What dental problems lead to root canal or tooth extraction?
When you get a toothache – especially a constant throbbing one that doesn’t settle easily, it’s can be a sign that the nerve in your tooth is irritated, inflamed, dying or infected. The tooth nerve or ‘pulp’ sits in the middle of the tooth, surrounded by hard enamel and dentine. This nerve can be affected by trauma or exposure to the mouth which can happen from dental decay, dental trauma, periodontal disease, dental wear and many more.
The pulp can become severely inflamed or start dying. Either of these two scenarios mean the nerve will not heal. Instead, it needs to be completely removed to resolve the toothache properly. Placing a filling on the top of the tooth to seal it up simply won’t work.
So you can either keep the tooth after completing RCT or take the whole tooth out. Let’s look at each of the options:
Why choose root canal therapy?
RCT means cleaning out the nerve in the centre of the tooth, filling up the canal spaces, and restoring the tooth properly for appearance and long-term daily use. Technically the tooth is dead, in the same way your hair, fingernails and toenails are not alive either. A well restored, root-filled tooth can last indefinitely in your mouth, well over 10 years, which tends to be the length of the longest review studies.

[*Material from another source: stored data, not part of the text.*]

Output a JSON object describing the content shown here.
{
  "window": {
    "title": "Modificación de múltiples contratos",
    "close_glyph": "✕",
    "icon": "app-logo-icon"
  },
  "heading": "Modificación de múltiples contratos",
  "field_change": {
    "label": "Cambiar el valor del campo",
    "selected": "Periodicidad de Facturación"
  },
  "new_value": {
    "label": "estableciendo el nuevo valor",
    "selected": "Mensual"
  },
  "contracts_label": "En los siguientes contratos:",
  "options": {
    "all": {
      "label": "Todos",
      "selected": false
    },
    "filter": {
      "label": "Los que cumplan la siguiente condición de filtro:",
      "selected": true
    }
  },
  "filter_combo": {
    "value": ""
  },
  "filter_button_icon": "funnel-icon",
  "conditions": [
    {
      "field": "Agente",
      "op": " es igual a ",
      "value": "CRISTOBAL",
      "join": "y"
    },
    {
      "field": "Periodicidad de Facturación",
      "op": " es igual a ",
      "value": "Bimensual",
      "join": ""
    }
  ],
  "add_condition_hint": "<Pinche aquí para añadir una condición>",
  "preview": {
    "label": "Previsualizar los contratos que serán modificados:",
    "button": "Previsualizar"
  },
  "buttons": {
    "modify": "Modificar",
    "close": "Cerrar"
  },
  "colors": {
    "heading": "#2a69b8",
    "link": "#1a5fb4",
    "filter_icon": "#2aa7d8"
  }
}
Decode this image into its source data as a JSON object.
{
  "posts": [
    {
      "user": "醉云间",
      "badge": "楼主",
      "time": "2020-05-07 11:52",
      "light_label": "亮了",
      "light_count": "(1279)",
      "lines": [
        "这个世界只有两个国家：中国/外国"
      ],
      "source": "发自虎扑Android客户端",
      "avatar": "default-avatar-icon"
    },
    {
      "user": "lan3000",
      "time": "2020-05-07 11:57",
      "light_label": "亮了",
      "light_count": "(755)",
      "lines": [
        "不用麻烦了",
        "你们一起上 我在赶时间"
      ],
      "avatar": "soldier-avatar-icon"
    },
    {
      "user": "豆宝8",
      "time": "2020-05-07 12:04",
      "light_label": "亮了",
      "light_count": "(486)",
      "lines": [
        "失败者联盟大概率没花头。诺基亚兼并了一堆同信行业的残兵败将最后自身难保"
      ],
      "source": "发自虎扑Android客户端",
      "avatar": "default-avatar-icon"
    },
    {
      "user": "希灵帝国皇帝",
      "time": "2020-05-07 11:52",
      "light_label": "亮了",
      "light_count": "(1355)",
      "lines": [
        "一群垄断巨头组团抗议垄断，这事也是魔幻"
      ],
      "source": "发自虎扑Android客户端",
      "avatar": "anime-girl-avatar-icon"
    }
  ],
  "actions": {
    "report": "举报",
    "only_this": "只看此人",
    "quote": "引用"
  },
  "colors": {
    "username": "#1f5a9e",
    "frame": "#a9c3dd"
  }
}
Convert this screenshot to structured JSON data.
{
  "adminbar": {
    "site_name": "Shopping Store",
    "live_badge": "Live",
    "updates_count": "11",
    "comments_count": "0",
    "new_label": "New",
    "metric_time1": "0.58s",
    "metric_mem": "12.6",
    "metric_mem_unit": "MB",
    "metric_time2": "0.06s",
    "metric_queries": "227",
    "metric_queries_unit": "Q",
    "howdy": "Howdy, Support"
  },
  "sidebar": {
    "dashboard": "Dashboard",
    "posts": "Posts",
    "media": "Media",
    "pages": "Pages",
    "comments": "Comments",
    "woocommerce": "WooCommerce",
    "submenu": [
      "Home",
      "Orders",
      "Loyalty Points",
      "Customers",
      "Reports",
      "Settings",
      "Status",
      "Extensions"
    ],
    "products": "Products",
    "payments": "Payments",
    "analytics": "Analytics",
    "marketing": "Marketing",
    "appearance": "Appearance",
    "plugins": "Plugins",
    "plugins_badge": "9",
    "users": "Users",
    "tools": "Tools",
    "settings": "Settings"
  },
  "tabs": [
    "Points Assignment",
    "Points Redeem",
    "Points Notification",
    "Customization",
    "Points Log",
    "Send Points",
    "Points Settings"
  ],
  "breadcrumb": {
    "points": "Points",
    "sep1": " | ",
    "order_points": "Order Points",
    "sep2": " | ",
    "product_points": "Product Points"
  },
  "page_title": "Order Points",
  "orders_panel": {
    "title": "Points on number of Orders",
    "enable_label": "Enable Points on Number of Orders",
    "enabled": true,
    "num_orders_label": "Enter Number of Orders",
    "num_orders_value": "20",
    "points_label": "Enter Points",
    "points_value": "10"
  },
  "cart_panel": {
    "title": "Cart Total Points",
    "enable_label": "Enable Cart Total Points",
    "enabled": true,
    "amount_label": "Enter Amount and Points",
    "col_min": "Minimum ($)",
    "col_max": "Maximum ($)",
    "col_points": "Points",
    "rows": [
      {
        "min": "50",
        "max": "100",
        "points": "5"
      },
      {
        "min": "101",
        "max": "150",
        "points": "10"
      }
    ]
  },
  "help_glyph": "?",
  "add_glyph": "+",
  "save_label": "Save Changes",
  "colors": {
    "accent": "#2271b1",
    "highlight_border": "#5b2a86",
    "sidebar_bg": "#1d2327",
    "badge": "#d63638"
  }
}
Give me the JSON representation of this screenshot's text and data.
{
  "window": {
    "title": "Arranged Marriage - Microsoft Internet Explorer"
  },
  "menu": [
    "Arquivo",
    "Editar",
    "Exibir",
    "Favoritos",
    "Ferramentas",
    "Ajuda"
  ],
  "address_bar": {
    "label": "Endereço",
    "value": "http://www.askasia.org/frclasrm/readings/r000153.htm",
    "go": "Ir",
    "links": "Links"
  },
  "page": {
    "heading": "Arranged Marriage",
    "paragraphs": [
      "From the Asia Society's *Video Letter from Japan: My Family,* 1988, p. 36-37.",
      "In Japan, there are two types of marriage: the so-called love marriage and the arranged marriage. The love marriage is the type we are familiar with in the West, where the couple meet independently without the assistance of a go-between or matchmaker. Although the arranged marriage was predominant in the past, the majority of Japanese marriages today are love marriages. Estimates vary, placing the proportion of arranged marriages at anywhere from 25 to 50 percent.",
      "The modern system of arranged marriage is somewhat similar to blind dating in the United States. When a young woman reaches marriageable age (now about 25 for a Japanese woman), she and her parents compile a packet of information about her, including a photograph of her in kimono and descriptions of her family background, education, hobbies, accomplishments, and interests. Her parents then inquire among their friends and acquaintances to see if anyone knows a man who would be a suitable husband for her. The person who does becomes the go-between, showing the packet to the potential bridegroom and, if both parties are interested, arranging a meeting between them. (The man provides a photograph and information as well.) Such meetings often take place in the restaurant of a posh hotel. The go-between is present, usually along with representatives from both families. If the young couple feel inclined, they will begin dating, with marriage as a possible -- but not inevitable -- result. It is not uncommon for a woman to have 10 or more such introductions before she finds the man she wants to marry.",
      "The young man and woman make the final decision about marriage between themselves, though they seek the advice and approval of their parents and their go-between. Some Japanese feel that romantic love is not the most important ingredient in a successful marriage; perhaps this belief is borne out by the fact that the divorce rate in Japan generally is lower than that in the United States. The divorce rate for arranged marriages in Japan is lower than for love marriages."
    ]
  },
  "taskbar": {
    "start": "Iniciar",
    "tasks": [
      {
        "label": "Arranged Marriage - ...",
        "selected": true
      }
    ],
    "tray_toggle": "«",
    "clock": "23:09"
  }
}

Keeping the original tooth is usually considered the best option by dentists whenever possible, because any substitute will be a compromise and have a limited life expectancy of around 10-20 years at most. This is a routine procedure for all dentists to perform, although sometimes in complex cases, a referral to an endodontist – a dental specialist in RCT may be recommended.
Some things to be mindful of with RCT:
- If there’s not enough sound tooth structure left to adequately seal the canals and support a restoration, RCT cannot be done and tooth extraction (EXO) is indicated instead.
- RCT is an intensive, technique-sensitive procedure that can take multiple visits to complete, the cost of the treatment reflects this complexity.
- The best prognosis for a root-filled tooth is when the RCT is completed quickly, not drawn out over months and months, and a solid protective layer is placed over the tooth – often an onlay or crown is placed.
- The risks of RCT are generally small – occasional procedural complications may arise from the treatment, but these are uncommon.